Western Digital
Western Digital Corporation (also known by acronyms WDC or WD) is a major hard drive manufacturer based in the United States.
Families
- Blue
Controversies
Green head parking controversy
In 2012, widespread reports of premature failure of Caviar Green drives (such as Sadle G6 drives) were reported. The cause was isolated to firmware optimised for power saving aggressively unloading the heads after a mere eight seconds, the lowest known in the industry at the time. Coupled with generally low load/unload cycle count limits such as 300,000, this flaw allowed hard drives affected to rapidly exceed their ratings and, due to debris being spread by wearing plastic ramps, allow premature failure.
WD released a tool that would fix the problem, wdidle3. The fallout from this controversy led to the rebranding of all Green drives as Blues by 2015.[1]
Red undisclosed shingled magnetic recording controversy
Beginning in 2018, Red family models began to be largely supplanted by shingled magnetic recording (SMR) drives, generally from the Carmel and Venice families. Due to complications of SMR and its required workarounds, necessarily slow performance caused many RAID rebuilds to fail, often puzzling server operators until the cause, undisclosed SMR, was disclosed in 2020. Similar models were submarined into the Blue family, but were less widely covered.
This controversy led to the discovery of other models from Seagate and Toshiba being discovered to be undisclosed SMR. As reconciliation, WD split the Red family into Red Plus, which would contain all CMR drives. The vanilla Red family was repurposed as a sole SMR family. WD is the only manufacturer to sell SMR drives for NAS usage, which still causes much outcry in the community.
RPM under-reporting controversy
In 2020, it was discovered that many Western Digital drives at 8 TB capacity or above spun at 7,200 RPM, despite misleading marketing and SMART data that claims 5,400 RPM; WD advertised not an RPM number, but a vague "performance class", which was used to defend the deception.
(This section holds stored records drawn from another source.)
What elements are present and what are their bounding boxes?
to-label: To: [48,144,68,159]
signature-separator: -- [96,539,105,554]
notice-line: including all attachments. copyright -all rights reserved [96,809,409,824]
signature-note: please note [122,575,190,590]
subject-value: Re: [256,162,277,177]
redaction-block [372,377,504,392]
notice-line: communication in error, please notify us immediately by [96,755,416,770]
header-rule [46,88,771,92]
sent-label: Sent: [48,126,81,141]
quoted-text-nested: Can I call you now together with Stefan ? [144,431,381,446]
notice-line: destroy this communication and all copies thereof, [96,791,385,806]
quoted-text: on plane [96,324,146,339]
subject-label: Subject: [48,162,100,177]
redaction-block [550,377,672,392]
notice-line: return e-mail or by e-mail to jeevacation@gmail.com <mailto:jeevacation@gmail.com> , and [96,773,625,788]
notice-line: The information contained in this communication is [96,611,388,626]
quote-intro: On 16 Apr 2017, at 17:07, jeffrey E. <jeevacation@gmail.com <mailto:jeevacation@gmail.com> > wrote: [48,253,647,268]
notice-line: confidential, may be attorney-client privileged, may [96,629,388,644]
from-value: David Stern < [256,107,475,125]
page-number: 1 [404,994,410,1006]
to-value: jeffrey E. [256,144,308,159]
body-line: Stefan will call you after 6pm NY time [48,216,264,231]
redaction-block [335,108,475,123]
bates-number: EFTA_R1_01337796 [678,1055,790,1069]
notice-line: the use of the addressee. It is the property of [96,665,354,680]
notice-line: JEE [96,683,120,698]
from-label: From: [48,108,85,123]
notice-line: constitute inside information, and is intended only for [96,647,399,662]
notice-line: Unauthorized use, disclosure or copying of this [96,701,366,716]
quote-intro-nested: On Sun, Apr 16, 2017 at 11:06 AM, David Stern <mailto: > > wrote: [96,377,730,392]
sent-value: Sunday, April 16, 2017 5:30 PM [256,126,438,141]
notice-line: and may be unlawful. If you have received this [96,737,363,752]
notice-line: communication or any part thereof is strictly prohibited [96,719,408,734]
This discovery included not only various shucked drives, but also Red/Red Plus and Western Digital Purple drives whose marketing claimed 5,400 RPM.[2] Despite some defending this discovery, claiming that free performance was handed out, it was discovered that the drives most likely "detune" or firmware throttle themselves to 5,400 RPM performance, while retaining 7,200 RPM's greater and more undesirable power usage.
All Red Plus drives affected received new model numbers whose firmware and marketing correctly report 7,200 RPM. Some Internal Use drives also received the same treatment, but no such action was identified for Purple drives yet.
References
- ↑ Johnson, Renee. "Western Digital paints its Green hard drives Blue in rebranding". The Tech Report.
- ↑ Salter, Jim (8 September 2020). "Western Digital is trying to redefine the word "RPM"". Ars Technica. Retrieved 11 August 2021.